>>509576115In Greimassian terms, intelligence is a narrative value embedded within the actantial model of the kinds of stories Taleb favors.
For Taleb, "intelligence" is not an intrinsic quality of the hero (the Subject). Instead, it's a contested Object of value within the narrative itself. More precisely, there are two competing objects:
- The False Object: "Intelligence" as defined by academia, IQ tests, and theory. This is the treasure that the Opponent (the Fragilista, the IYI) tells the hero to seek.
- The True Object: "Survival" or "Prevailing." This is the real prize, the attainment of which is mediated by the ultimate Sender—Reality itself.

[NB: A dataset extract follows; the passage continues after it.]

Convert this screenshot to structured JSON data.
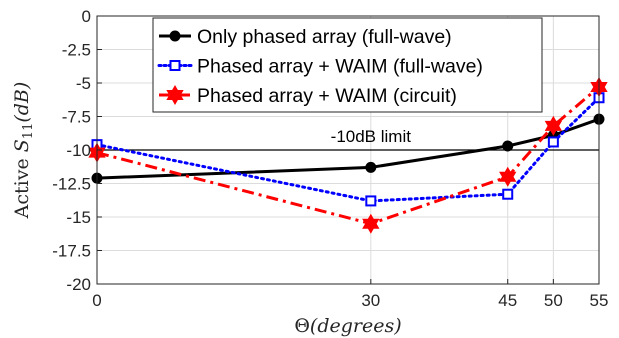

The entire drama of a Talebian story is the Subject's journey of realizing he is seeking the wrong Object. The "intelligent" man who goes bust is a morality play about this confusion.
What Taleb enjoys is not just stories for the sake of stories... What he enjoys is the reversal of values that structures them. His intellectual pleasure is derived entirely from witnessing this reversal. It is the core dynamic of the Greimassian semiotic square applied to his favorite topic:
- S1 (The Asserted): Academic Intelligence (High IQ, theoretical knowledge)
- S2 (The Contrary): Ruin (Going bust, being a sucker)
- ~S1 (The Contradictory): Not-Intelligence (Street smarts, mētis, practical heuristics, ignoring noise)
- ~S2 (The Contradictory): Not-Ruin (Survival, Antifragility)
The Talebian plot is always the same: A character is told to pursue S1 (Academic Intelligence). This path, however, is revealed to be a direct route to S2 (Ruin). The true hero—the Talebian Subject—is the one who understands this. He embraces ~S1 (the rejection of formal intelligence) as his primary Helper, and by doing so, he successfully attains ~S2 (Not-Ruin/Survival), which is the story's ultimate positive value.